Term: Fall 2022 - Full Term (08/29/2022 - 12/12/2022)
Grade Mode: Letter Grading
Times & Locations
|Start Date||End Date||Days||Time||Location|
|8/29/2022||12/12/2022||TR||5:10pm - 6:30pm||KING N233|
Machine learning is increasingly all around us, determining who gets loans, parole, educational and career opportunities, medical care, and so on. With this increasing ubiquity--and with the increasing power and complexity of modern machine learning--have come concerns about the fairness, accountability, and transparency of these models and the systems that rely on them. ML fairness seeks to detect and mitigate situations where models learn to unethically (and often illegally) rely on protected attributes like race, gender and sexual orientation in making high-stakes decisions like those in justice and finance. ML accountability seeks to deal properly with model mistakes. Who is at fault when a model screws up? How do we "fire" a model? How do we ensure that a given mistake doesn't happen again? Finally, ML transparency seeks to expose the internal logic of these complicated, nonlinear models in order to help humans use them in more effective, ethical and accountable ways. These three concerns are heavily intertwined, and have given rise to the Fair, Accountable and Transparent (FAccT) movement in machine learning.

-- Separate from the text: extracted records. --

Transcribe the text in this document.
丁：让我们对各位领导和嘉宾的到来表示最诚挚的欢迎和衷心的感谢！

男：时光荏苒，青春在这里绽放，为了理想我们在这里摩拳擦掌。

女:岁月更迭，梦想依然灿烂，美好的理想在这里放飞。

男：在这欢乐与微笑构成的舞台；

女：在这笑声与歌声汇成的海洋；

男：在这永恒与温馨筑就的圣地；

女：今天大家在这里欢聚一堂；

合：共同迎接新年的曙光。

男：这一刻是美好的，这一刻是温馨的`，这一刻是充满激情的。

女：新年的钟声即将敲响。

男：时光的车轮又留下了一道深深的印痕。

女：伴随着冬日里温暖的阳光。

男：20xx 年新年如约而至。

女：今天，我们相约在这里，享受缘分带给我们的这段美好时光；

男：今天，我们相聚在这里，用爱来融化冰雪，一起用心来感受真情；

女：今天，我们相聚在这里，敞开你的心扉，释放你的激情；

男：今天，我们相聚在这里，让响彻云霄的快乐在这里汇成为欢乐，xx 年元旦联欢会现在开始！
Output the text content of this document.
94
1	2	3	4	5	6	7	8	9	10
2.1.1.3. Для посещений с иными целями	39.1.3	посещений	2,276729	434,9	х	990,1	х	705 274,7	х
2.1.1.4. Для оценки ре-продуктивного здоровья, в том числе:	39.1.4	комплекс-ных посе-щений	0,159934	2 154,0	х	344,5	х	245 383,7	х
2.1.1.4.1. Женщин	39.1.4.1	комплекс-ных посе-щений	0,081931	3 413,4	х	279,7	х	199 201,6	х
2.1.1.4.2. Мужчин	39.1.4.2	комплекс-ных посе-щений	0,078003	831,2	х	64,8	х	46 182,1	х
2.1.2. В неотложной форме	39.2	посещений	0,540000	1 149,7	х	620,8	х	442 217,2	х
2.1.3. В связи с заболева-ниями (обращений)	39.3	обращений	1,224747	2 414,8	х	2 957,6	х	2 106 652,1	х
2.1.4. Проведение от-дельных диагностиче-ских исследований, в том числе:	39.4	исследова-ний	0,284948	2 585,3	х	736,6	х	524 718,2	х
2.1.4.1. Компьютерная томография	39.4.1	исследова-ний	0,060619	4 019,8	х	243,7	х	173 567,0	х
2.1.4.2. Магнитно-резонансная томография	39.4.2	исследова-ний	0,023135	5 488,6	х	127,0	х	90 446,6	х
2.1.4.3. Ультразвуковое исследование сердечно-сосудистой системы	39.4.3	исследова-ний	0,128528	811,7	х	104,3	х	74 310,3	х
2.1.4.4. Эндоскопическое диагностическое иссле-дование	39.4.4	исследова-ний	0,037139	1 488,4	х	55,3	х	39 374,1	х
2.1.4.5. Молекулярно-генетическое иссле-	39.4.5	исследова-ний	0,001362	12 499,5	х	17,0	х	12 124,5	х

This movement has become a very popular sub-area of AI, bringing together researchers, businesses and policymakers in thinking about the implications of an AI-reliant society.
This course will be a seminar consisting of roughly 50% reading and 50% coding assignments, including a final project exploring some aspect of FAccT ML. The coding parts of the course will be taught in Python, and will require CS750/CS850: Machine Learning (or equivalent) as a prerequisite.